How long does it take to become flexible with yoga?

It is impossible to answer that question for everyone: Your level of flexibility depends on so many things. Some people are naturally flexible, others still struggle after years of practicing yoga.

It also depends on what kind of day you’re having. Maybe you just got off a plane after a long flight, maybe you didn’t sleep well, or it is very cold where you are and your muscles tighten. And on other days you can touch your toes easily. Generally, people see improvements after only a few weeks, but you have to keep it up in order to maintain that flexibility.

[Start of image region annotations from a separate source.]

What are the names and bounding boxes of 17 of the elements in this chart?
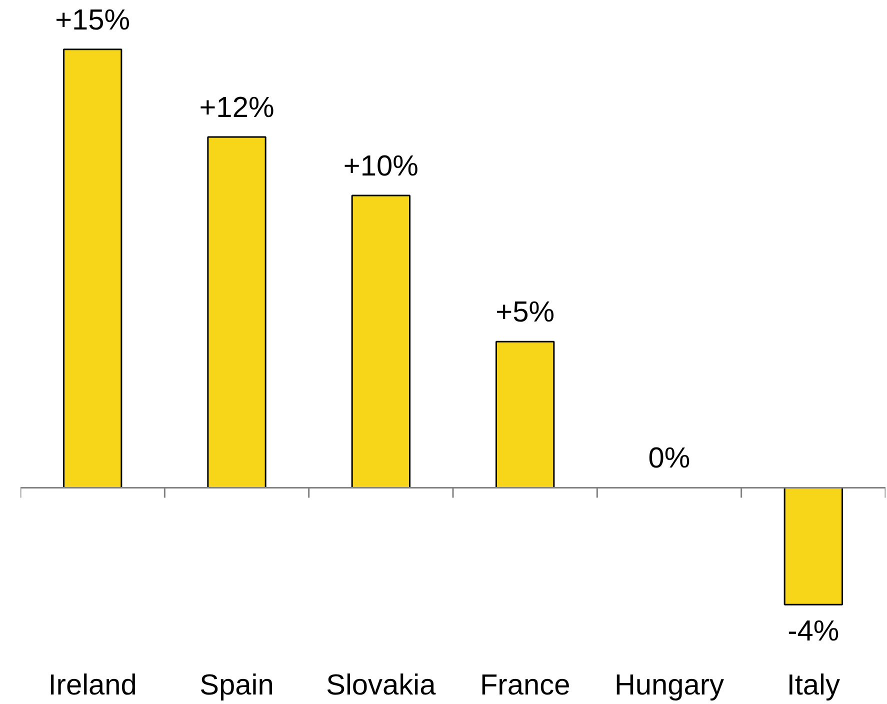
bar xyxy=(207,136,266,488)
bar xyxy=(63,48,122,488)
data-label: -4% xyxy=(788,616,840,648)
x-tick-label: Ireland xyxy=(48,670,137,702)
data-label: +10% xyxy=(343,150,418,182)
x-tick-label: Slovakia xyxy=(326,670,437,702)
x-tick-label: Hungary xyxy=(614,670,725,702)
data-label: +12% xyxy=(199,92,274,124)
data-label: 0% xyxy=(648,442,690,475)
x-tick-label: Spain xyxy=(200,670,274,702)
bar xyxy=(351,194,410,488)
data-label: +15% xyxy=(55,4,130,36)
bar xyxy=(496,340,555,488)
x-tick-label: Italy xyxy=(786,670,841,702)
x-tick-label: France xyxy=(480,670,570,702)
data-label: +5% xyxy=(496,296,555,329)
bar xyxy=(784,486,843,606)
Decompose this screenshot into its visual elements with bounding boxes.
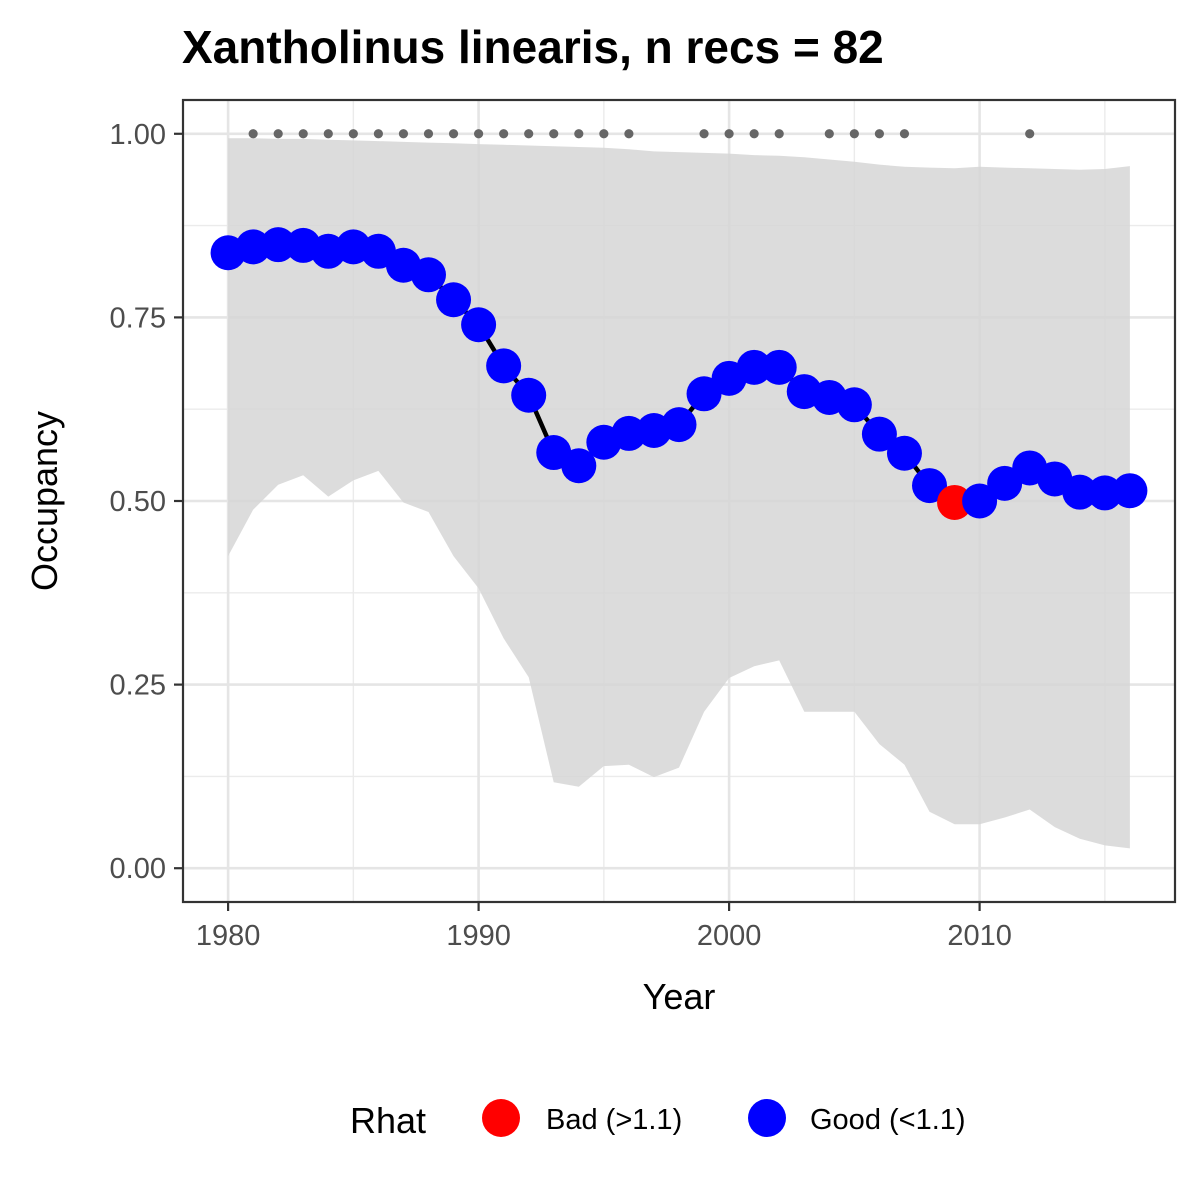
x-tick-label: 1980 <box>196 920 261 952</box>
data-point-good <box>561 448 597 484</box>
data-point-good <box>886 435 922 471</box>
record-dot <box>1025 129 1035 139</box>
record-dot <box>899 129 910 139</box>
y-axis-ticks: 0.00 0.25 0.50 0.75 1.00 <box>110 119 183 885</box>
record-dot <box>724 129 734 139</box>
legend-title: Rhat <box>350 1100 426 1141</box>
data-point-good <box>511 377 547 413</box>
x-axis-ticks: 1980 1990 2000 2010 <box>196 902 1012 952</box>
x-axis-title: Year <box>643 976 716 1017</box>
data-point-good <box>235 229 271 265</box>
record-dot <box>549 129 559 139</box>
occupancy-points <box>210 227 1148 520</box>
data-point-good <box>461 307 497 343</box>
record-dot <box>348 129 358 139</box>
x-tick-label: 2010 <box>947 920 1012 952</box>
y-tick-label: 0.00 <box>110 853 166 885</box>
legend-key-bad <box>482 1099 520 1137</box>
record-year-dots <box>248 129 1035 139</box>
data-point-good <box>962 483 998 519</box>
record-dot <box>599 129 609 139</box>
record-dot <box>824 129 834 139</box>
record-dot <box>273 129 283 139</box>
data-point-good <box>1062 474 1098 510</box>
data-point-good <box>736 349 772 385</box>
legend: Rhat Bad (>1.1) Good (<1.1) <box>350 1099 966 1141</box>
record-dot <box>373 129 383 139</box>
legend-label-bad: Bad (>1.1) <box>546 1104 682 1136</box>
y-tick-label: 1.00 <box>110 119 166 151</box>
record-dot <box>423 129 434 139</box>
record-dot <box>749 129 759 139</box>
record-dot <box>398 129 409 139</box>
data-point-good <box>912 468 948 504</box>
data-point-good <box>987 465 1023 501</box>
chart-title: Xantholinus linearis, n recs = 82 <box>182 21 884 73</box>
record-dot <box>874 129 885 139</box>
record-dot <box>699 129 709 139</box>
record-dot <box>448 129 459 139</box>
x-tick-label: 1990 <box>446 920 511 952</box>
data-point-good <box>686 376 722 412</box>
data-point-bad <box>937 484 973 520</box>
data-point-good <box>836 387 872 423</box>
data-point-good <box>861 416 897 452</box>
data-point-good <box>410 257 446 293</box>
record-dot <box>774 129 784 139</box>
legend-label-good: Good (<1.1) <box>810 1104 966 1136</box>
record-dot <box>624 129 634 139</box>
data-point-good <box>761 349 797 385</box>
record-dot <box>524 129 534 139</box>
y-tick-label: 0.75 <box>110 302 166 334</box>
data-point-good <box>260 227 296 263</box>
x-tick-label: 2000 <box>697 920 762 952</box>
y-tick-label: 0.50 <box>110 486 166 518</box>
data-point-good <box>1087 475 1123 511</box>
record-dot <box>323 129 333 139</box>
record-dot <box>248 129 258 139</box>
data-point-good <box>661 407 697 443</box>
record-dot <box>473 129 484 139</box>
y-axis-title: Occupancy <box>24 411 65 591</box>
data-point-good <box>486 348 522 384</box>
record-dot <box>574 129 584 139</box>
data-point-good <box>1112 473 1148 509</box>
y-tick-label: 0.25 <box>110 670 166 702</box>
legend-key-good <box>748 1099 786 1137</box>
record-dot <box>298 129 308 139</box>
record-dot <box>499 129 509 139</box>
record-dot <box>849 129 859 139</box>
data-point-good <box>436 282 472 318</box>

It also depends on how often you practice. If you take some time to practice every day, you’ll soon see progress. If you practice once a week, it might take quite a while. It doesn’t have to be much, but try to practice at least 5-10 minutes a day, especially if you spend a lot of time sitting at a desk.

You also need to ask yourself what flexibility means to you: Do you want to be able to touch your toes, or is your goal to have your leg behind your head? A general rule of thumb is: The more impressive the pose looks, the longer it will take to get there. Be very patient and gentle with yourself, anger and frustration are not going to help you in any way – if you push too far, you might overstretch and hurt yourself.

 

Related questions

What if I’m not good at yoga?

The answer is very simple: Your yoga practice isn’t the problem, it is your attitude. Yoga is not a sport in the traditional sense of the word, it is not a competition. Yoga teaches you to accept where you are at – in your life and in your practice, and to appreciate what you have. When we can’t master a pose and get frustrated, we tend to forget that the fact that we are even physically able to practice is already a gift. Treat your body with love and patience, and you’ll gradually get “better at yoga”.

What is the best yoga for beginners?

That depends on your physical condition and what other physical exercises you usually do. If you consider yourself a very active person, you might find beginner Vinyasa flows enjoyable. Iyengar Yoga is usually not as physically demanding, but great for beginners because it focuses on alignment and you learn how to do the poses correctly from the start. If you are more interested in learning what type of yoga is best for you, read our in depth article on the different types of yoga.

Will yoga make me strong?

If you practice more active styles like Vinyasa, Ashtanga, Rocket Yoga etc., definitely. You gradually learn to do chaturangas (similar to push ups) and progress to inversions like headstand and arm balances like crow pose.